The beauty and cultural diversity
During my two decades of priestly life, the mission drew me away from my native land of Benin. In Cotonou, the economic capital and a metropolis in the south, where I grew up, I often spent my holidays. My knowledge of the country as a whole was very limited: the other cities and regions in the interior were almost unknown to me. Furthermore, I had not even been able to follow the life of my original Church.
Then, in February 2015, while I was a Councillor of my Institute in Rome, I was appointed Bishop of the diocese of Dassa-Zoumè, in the centre of the country. Then the pastoral visits to the cities and villages of the diocese made me gradually discover and appreciate the beauty and cultural diversity of my country. The many things learned and discovered during those visits enriched me beyond all my expectations. The rural beauty of the villages and countryside; being welcomed warmly, respectfully and helpfully by the people of the villages at every visit; liturgical services greatly enlivened by choirs singing to the rhythm of the drums and in multiple scales. Those festive celebrations encouraged me to respond to the joy of the people at seeing me among them. In the small collections of houses I discovered a Church in full expansion mode, lively and participating: a young Church with different cultural colours and ethnic groups that make one feel pastoral courage and the joy of serving it. I am profoundly amazed by the generous commitment of the faithful, so materially poor but rich in faith.

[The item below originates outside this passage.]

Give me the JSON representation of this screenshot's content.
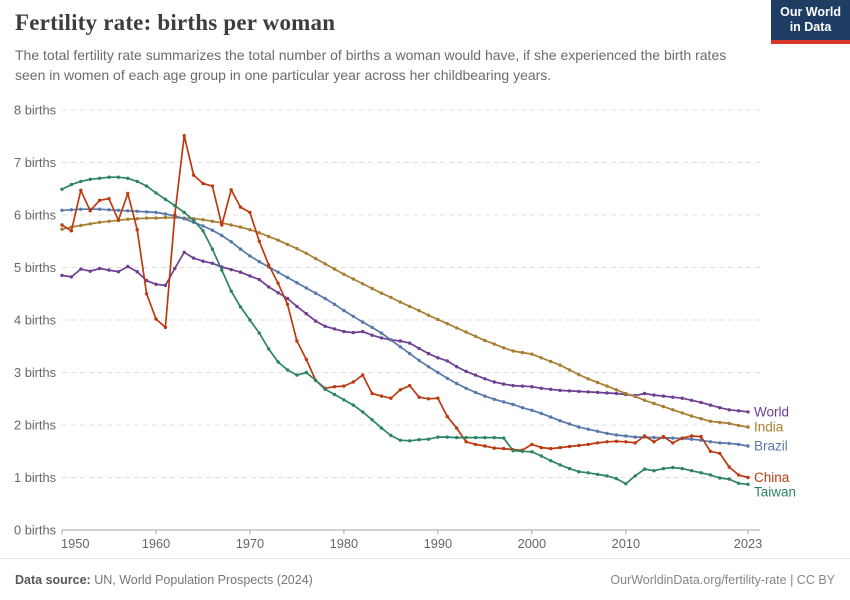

My mission in Benin also opened my eyes to the misery of a country sick with galloping corruption. I also had the impression that the priests have lost something of their dignity, once nourished by a life of prayer and respect for the evangelical counsels. Obscurantism and fear seemed to dominate the consecrated souls. Despite this challenge and despite the proliferation of new sects, a phenomenon that is gaining in strength, the influence of the Catholic Church of Benin is undeniable.

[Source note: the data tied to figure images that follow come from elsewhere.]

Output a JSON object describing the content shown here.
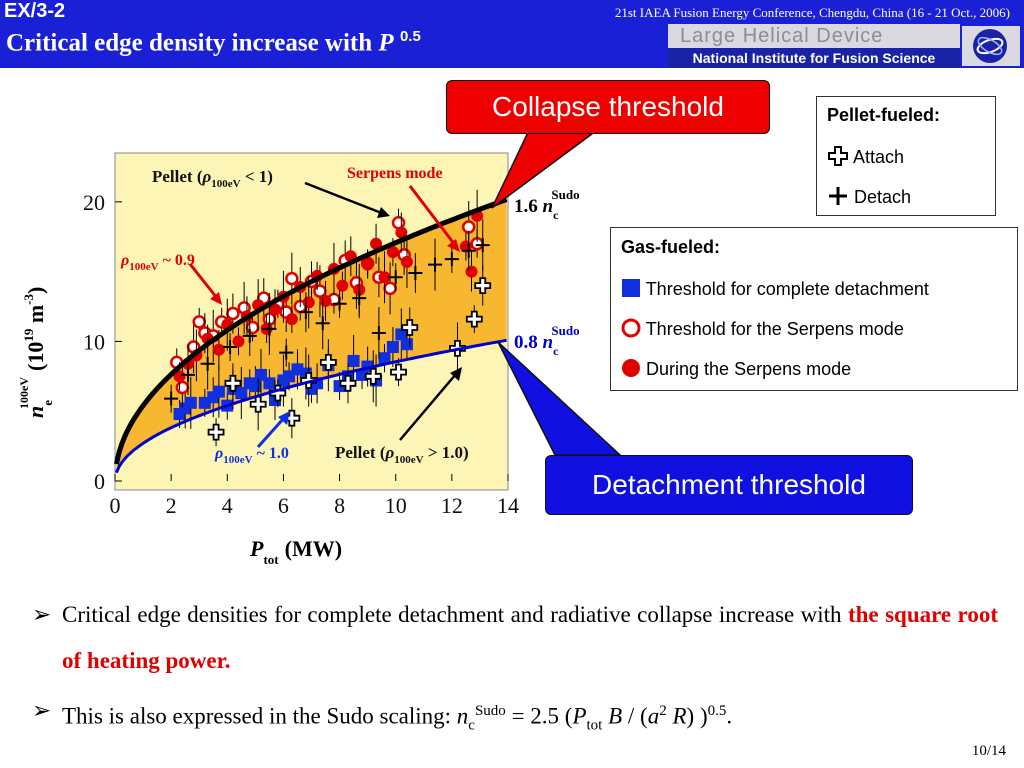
{
  "header": {
    "slide_id": "EX/3-2",
    "conference": "21st IAEA Fusion Energy Conference, Chengdu, China (16 - 21 Oct., 2006)",
    "title": "Critical edge density increase with ",
    "title_var": "P",
    "title_exp": "0.5",
    "logo_line1": "Large Helical Device",
    "logo_line2": "National Institute for Fusion Science"
  },
  "callouts": {
    "collapse": "Collapse threshold",
    "detachment": "Detachment threshold"
  },
  "pellet_legend": {
    "title": "Pellet-fueled:",
    "attach": "Attach",
    "detach": "Detach"
  },
  "gas_legend": {
    "title": "Gas-fueled:",
    "complete_detachment": "Threshold for complete detachment",
    "serpens_threshold": "Threshold for the Serpens mode",
    "during_serpens": "During the Serpens mode"
  },
  "chart_data": {
    "type": "scatter",
    "xlabel": "P",
    "xlabel_sub": "tot",
    "xlabel_unit": "(MW)",
    "ylabel": "n",
    "ylabel_sub": "e",
    "ylabel_sup": "100eV",
    "ylabel_unit": "(10",
    "ylabel_unit_exp": "19",
    "ylabel_unit_rest": " m",
    "ylabel_unit_exp2": "-3",
    "ylabel_unit_close": ")",
    "xlim": [
      0,
      14
    ],
    "ylim": [
      0,
      23.5
    ],
    "xticks": [
      "0",
      "2",
      "4",
      "6",
      "8",
      "10",
      "12",
      "14"
    ],
    "yticks": [
      "0",
      "10",
      "20"
    ],
    "curves": [
      {
        "name": "1.6 n_c^Sudo",
        "label_main": "1.6 ",
        "label_var": "n",
        "label_sub": "c",
        "label_sup": "Sudo",
        "coef": 5.4,
        "color": "#000000"
      },
      {
        "name": "0.8 n_c^Sudo",
        "label_main": "0.8 ",
        "label_var": "n",
        "label_sub": "c",
        "label_sup": "Sudo",
        "coef": 2.7,
        "color": "#0000cc"
      }
    ],
    "annotations": {
      "pellet_low_a": "Pellet (",
      "pellet_low_rho": "ρ",
      "pellet_low_sub": "100eV",
      "pellet_low_b": " < 1)",
      "serpens": "Serpens mode",
      "rho_09_sub": "100eV",
      "rho_09_val": " ~ 0.9",
      "rho_10_sub": "100eV",
      "rho_10_val": " ~ 1.0",
      "pellet_high_a": "Pellet (",
      "pellet_high_sub": "100eV",
      "pellet_high_b": " > 1.0)"
    },
    "series": [
      {
        "name": "Threshold for complete detachment",
        "marker": "square",
        "color": "#1030e0",
        "x": [
          2.3,
          2.5,
          2.7,
          3.2,
          3.5,
          3.7,
          4.0,
          4.2,
          4.5,
          4.8,
          5.0,
          5.2,
          5.5,
          5.7,
          6.0,
          6.2,
          6.5,
          6.8,
          7.0,
          7.2,
          7.6,
          8.0,
          8.3,
          8.5,
          8.8,
          9.0,
          9.3,
          9.6,
          9.9,
          10.2,
          10.4
        ],
        "y": [
          4.8,
          5.2,
          5.6,
          5.6,
          6.0,
          6.4,
          5.4,
          6.6,
          6.3,
          7.0,
          6.8,
          7.6,
          7.0,
          5.8,
          7.2,
          7.5,
          8.0,
          7.7,
          6.6,
          7.0,
          8.3,
          6.8,
          7.5,
          8.6,
          7.6,
          8.2,
          7.2,
          8.8,
          9.6,
          10.5,
          9.8
        ]
      },
      {
        "name": "Threshold for the Serpens mode",
        "marker": "open-circle",
        "color": "#e00000",
        "x": [
          2.2,
          2.4,
          2.8,
          3.0,
          3.2,
          3.5,
          3.8,
          4.2,
          4.6,
          4.9,
          5.3,
          5.5,
          5.8,
          6.1,
          6.3,
          6.6,
          7.0,
          7.3,
          7.8,
          8.2,
          8.6,
          9.0,
          9.4,
          9.8,
          10.1,
          10.3,
          12.6,
          12.9
        ],
        "y": [
          8.5,
          6.7,
          9.6,
          11.4,
          10.6,
          10.4,
          11.4,
          12.0,
          12.4,
          11.0,
          13.1,
          11.6,
          12.7,
          12.1,
          14.5,
          12.5,
          14.3,
          13.6,
          13.0,
          15.8,
          14.2,
          15.6,
          14.6,
          13.8,
          18.5,
          16.2,
          18.2,
          17.0
        ]
      },
      {
        "name": "During the Serpens mode",
        "marker": "circle",
        "color": "#e00000",
        "x": [
          2.3,
          2.6,
          2.9,
          3.3,
          3.7,
          4.0,
          4.4,
          4.7,
          5.1,
          5.4,
          5.7,
          6.0,
          6.3,
          6.6,
          6.9,
          7.2,
          7.5,
          7.8,
          8.1,
          8.4,
          8.7,
          9.0,
          9.3,
          9.6,
          9.9,
          10.2,
          10.4,
          12.5,
          12.7,
          12.9
        ],
        "y": [
          7.5,
          8.4,
          9.0,
          10.2,
          9.4,
          11.2,
          10.0,
          11.8,
          12.6,
          10.9,
          12.3,
          13.2,
          11.6,
          13.9,
          12.8,
          14.7,
          12.9,
          15.2,
          14.0,
          16.1,
          13.7,
          15.5,
          17.0,
          14.6,
          16.4,
          17.8,
          15.7,
          16.8,
          15.0,
          19.0
        ]
      },
      {
        "name": "Attach",
        "marker": "open-plus",
        "color": "#000000",
        "x": [
          3.6,
          4.2,
          5.1,
          5.8,
          6.3,
          6.9,
          7.6,
          8.3,
          9.2,
          10.1,
          10.5,
          12.2,
          12.8,
          13.1
        ],
        "y": [
          3.5,
          7.0,
          5.5,
          6.3,
          4.5,
          7.2,
          8.5,
          7.0,
          7.5,
          7.8,
          11.0,
          9.5,
          11.6,
          14.0
        ]
      },
      {
        "name": "Detach",
        "marker": "plus",
        "color": "#000000",
        "x": [
          2.0,
          2.6,
          3.3,
          4.1,
          4.8,
          5.5,
          6.1,
          6.8,
          7.4,
          8.0,
          8.7,
          9.4,
          10.0,
          10.7,
          11.4,
          12.0,
          12.6,
          13.1
        ],
        "y": [
          5.9,
          7.6,
          8.4,
          9.6,
          10.4,
          10.9,
          9.2,
          12.1,
          11.3,
          12.7,
          13.1,
          10.6,
          14.6,
          14.9,
          15.5,
          15.9,
          16.5,
          16.9
        ]
      }
    ]
  },
  "bullets": {
    "b1_text": "Critical edge densities for complete detachment and radiative collapse increase with ",
    "b1_highlight": "the square root of heating power.",
    "b2_text": "This is also expressed in the Sudo scaling: ",
    "b2_n": "n",
    "b2_nsub": "c",
    "b2_nsup": "Sudo",
    "b2_eq": " = 2.5 (",
    "b2_P": "P",
    "b2_Psub": "tot",
    "b2_B": " B",
    "b2_slash": " / (",
    "b2_a": "a",
    "b2_asup": "2",
    "b2_R": " R",
    "b2_close": ") )",
    "b2_exp": "0.5",
    "b2_end": ".",
    "arrow": "➢"
  },
  "page": {
    "number": "10/14"
  }
}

The number of new adherents to the faith, the motivation of numerous prayer groups, the vitality of very active parish groups and the growing awareness of pastoral agents are all, for me, so many more reasons to have hope. I see this as the way one can learn to know and discover one’s own country and people and how to be a happy missionary at home. The mission can lead to acceptance or rejection. It all depends on the approach of the missionary and the expectations of those to whom we go. Knowing how to listen before speaking is a source of riches. It is in silence and attentive listening that God reaches us and walks with us. As a place where cultural values are gained, as the crucible of a deeper understanding of the Gospel, the mission is a school of knowledge of humanity that only faith in Jesus makes us truly receive and understand. The mission enriches us. The service of God fulfills us. This is my hope.